In an Instagram story posted yesterday, model Olivia Culpo revealed that she has endometriosis, a condition that affects an estimated one in 10 British women during their reproductive years. "I've never publicly said this before but I have endometriosis," she wrote on the story. "Aka the most excruciatingly painful cramps/periods. Anyone else reading this have endo? No fun."
When you have endometriosis, tissue that is similar to what makes up the uterine lining grows elsewhere in the body, usually on the outside of the uterus and nearby organs. And like Culpo says in her Instagram story, this can cause intense period pain, as well as issues including painful sex and constipation.

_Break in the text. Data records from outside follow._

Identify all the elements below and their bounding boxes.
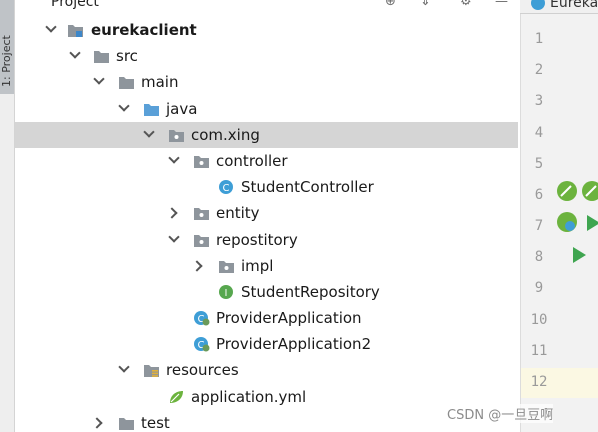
interface-icon: I <box>219 284 233 299</box>
package-icon <box>219 260 234 273</box>
tree-node-test[interactable]: test <box>15 410 518 432</box>
tree-label: StudentRepository <box>241 282 380 301</box>
watermark: CSDN @一旦豆啊 <box>447 404 554 423</box>
line-number: 11 <box>530 343 548 359</box>
tree-node-impl[interactable]: impl <box>15 253 518 279</box>
editor-tab[interactable]: Eureka <box>520 0 598 14</box>
spring-bean-gutter-icon[interactable] <box>581 180 598 202</box>
line-number: 7 <box>534 218 544 234</box>
spring-leaf-icon <box>170 390 183 403</box>
tree-label: StudentController <box>241 178 374 197</box>
tree-node-resources[interactable]: resources <box>15 357 518 383</box>
chevron-down-icon[interactable] <box>118 96 130 122</box>
svg-text:C: C <box>223 183 230 194</box>
tree-node-application-yml[interactable]: application.yml <box>15 384 518 410</box>
line-number: 6 <box>534 187 544 203</box>
line-number: 12 <box>530 374 548 390</box>
line-number: 9 <box>534 280 544 296</box>
project-tool-tab-label: 1: Project <box>0 35 13 87</box>
line-number: 1 <box>534 31 544 47</box>
tree-node-provider-application[interactable]: C ProviderApplication <box>15 305 518 331</box>
tree-label: ProviderApplication2 <box>216 335 372 354</box>
folder-icon <box>94 51 109 64</box>
chevron-down-icon[interactable] <box>69 43 81 69</box>
tree-label: main <box>141 73 179 92</box>
locate-icon[interactable]: ⊕ <box>385 0 396 9</box>
line-number: 3 <box>534 93 544 109</box>
class-icon: C <box>219 180 233 195</box>
chevron-down-icon[interactable] <box>168 227 180 253</box>
package-icon <box>194 234 209 247</box>
chevron-right-icon[interactable] <box>193 253 205 279</box>
tree-label: impl <box>241 256 274 275</box>
folder-icon <box>119 417 134 430</box>
source-folder-icon <box>144 103 159 116</box>
line-number: 10 <box>530 312 548 328</box>
chevron-right-icon[interactable] <box>93 410 105 432</box>
tree-node-eurekaclient[interactable]: eurekaclient <box>15 17 518 43</box>
project-tree: eurekaclient src main java com.xing cont… <box>15 17 518 432</box>
tree-label: resources <box>166 361 239 380</box>
run-icon[interactable] <box>587 215 598 231</box>
package-icon <box>194 208 209 221</box>
tree-node-student-controller[interactable]: C StudentController <box>15 174 518 200</box>
project-panel-header: Project ⊕ ⇕ ⚙ — <box>15 0 518 12</box>
module-folder-icon <box>68 25 83 37</box>
tree-label: repostitory <box>216 230 298 249</box>
line-number: 8 <box>534 249 544 265</box>
line-number: 2 <box>534 62 544 78</box>
line-number: 5 <box>534 156 544 172</box>
package-icon <box>169 129 184 142</box>
tree-node-com-xing[interactable]: com.xing <box>15 121 518 148</box>
spring-boot-class-icon: C <box>194 337 210 352</box>
panel-title[interactable]: Project <box>51 0 99 10</box>
resources-folder-icon <box>144 365 159 378</box>
folder-icon <box>119 77 134 90</box>
tool-window-strip: 1: Project <box>0 0 15 432</box>
chevron-down-icon[interactable] <box>93 69 105 95</box>
chevron-right-icon[interactable] <box>168 200 180 226</box>
gear-icon[interactable]: ⚙ <box>460 0 472 9</box>
collapse-all-icon[interactable]: ⇕ <box>420 0 431 9</box>
tree-label: ProviderApplication <box>216 309 362 328</box>
line-number: 4 <box>534 125 544 141</box>
chevron-down-icon[interactable] <box>168 148 180 174</box>
tree-node-java[interactable]: java <box>15 96 518 122</box>
project-panel: Project ⊕ ⇕ ⚙ — eurekaclient src main ja… <box>15 0 518 432</box>
run-icon[interactable] <box>573 247 586 263</box>
spring-bean-gutter-icon[interactable] <box>556 180 578 202</box>
tree-label: java <box>166 99 198 118</box>
package-icon <box>194 155 209 168</box>
chevron-down-icon[interactable] <box>143 122 155 148</box>
tree-label: src <box>116 47 138 66</box>
tree-label: com.xing <box>191 125 260 144</box>
class-icon <box>531 0 545 10</box>
tree-label: entity <box>216 204 260 223</box>
chevron-down-icon[interactable] <box>45 17 57 43</box>
editor-tab-label: Eureka <box>550 0 598 11</box>
editor-gutter: 1 2 3 4 5 6 7 8 9 10 11 12 <box>520 14 598 432</box>
tree-node-main[interactable]: main <box>15 69 518 95</box>
tree-node-controller[interactable]: controller <box>15 148 518 174</box>
chevron-down-icon[interactable] <box>118 357 130 383</box>
tree-label: test <box>141 413 170 432</box>
spring-boot-class-icon: C <box>194 311 210 326</box>
svg-text:I: I <box>225 288 228 299</box>
spring-boot-gutter-icon[interactable] <box>556 211 578 233</box>
tree-label: eurekaclient <box>91 21 197 39</box>
tree-node-repostitory[interactable]: repostitory <box>15 227 518 253</box>
tree-node-src[interactable]: src <box>15 43 518 69</box>
tree-node-student-repository[interactable]: I StudentRepository <box>15 279 518 305</box>
project-tool-tab[interactable]: 1: Project <box>0 0 14 94</box>
tree-label: application.yml <box>191 387 307 406</box>
tree-node-entity[interactable]: entity <box>15 200 518 226</box>
hide-icon[interactable]: — <box>495 0 508 9</box>
tree-node-provider-application2[interactable]: C ProviderApplication2 <box>15 331 518 357</box>
tree-label: controller <box>216 151 288 170</box>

"There's a surgery you can get for it but I don't want to get," the former Miss Universe said. The surgery she's referring to is called laparoscopic surgery, a procedure that removes scar tissue, endometrial tissue, and cysts that build up due to the condition. Instead, Culpo is choosing to use "lots of heating pads, lots of water, and lots of Midol."
Other celebs have opened up about their endometriosis diagnoses in the past, too, including Halsey to Lena Dunham. And their experiences sound similar to Culpo's: painful, exhausting, and even frustrating.
In her story, Culpo advised her followers and those watching to be vigilant if they're experiencing symptoms of endometriosis. "I just think it's really important if you are having very painful periods and you are not being diagnosed with what you think could be endometriosis, definitely do your research because if you don't discover that you have this, it could get in the way of your fertility," she says. "You could have tissue growing in areas that you really shouldn't have that would interfere with maybe getting pregnant some day, your eggs could be getting damaged."
That's one of the reasons Culpo says she's decided to bring awareness to the condition now. "My doctor tells me about people who come to her in their 30s, 40s, 50s, 60s about not having been able to have kids," she shared. "The thing that's so sad about that is because they may have had endometriosis that may have affected their fertility in some way and if they had caught it earlier, they could have frozen their eggs. There would have been more options."
In an article she wrote for Refinery29 earlier this year, actress Bojana Novakovic, who also has endo, shared a similar sentiment. "For me, a huge part of my problem was shame. The symptoms of endometriosis were embarrassing to talk about. I didn’t want to tell anyone that my nether regions ached, that sex was painful. I thought I was weak... It's important to destigmatize pelvic pain, so that we can talk openly about solutions. After all, if I had heard someone talk about it when I was a teenager, I might not have lived in all that pain for nearly 20 years."
"It's a disease that is very poorly understood, even though it's been almost a hundred years since it was first described," Shaheen Khazali, MD, a consultant gynecologist and endometriosis surgeon, and honorary secretary of the British Society for Gynaecological Endoscopy (BSGE) previously told Refinery29. "We are still struggling both as a scientific community and as doctors to properly understand and address the issue."
If you're experiencing symptoms such as painful periods or other uncomfortable symptoms such as such as painful urination, sex, and bowel movements, you'll want to head to your doctor to make everything is alright. "You just never know," Culpo says. "You don't want to wait too late, so I want everyone to take that seriously."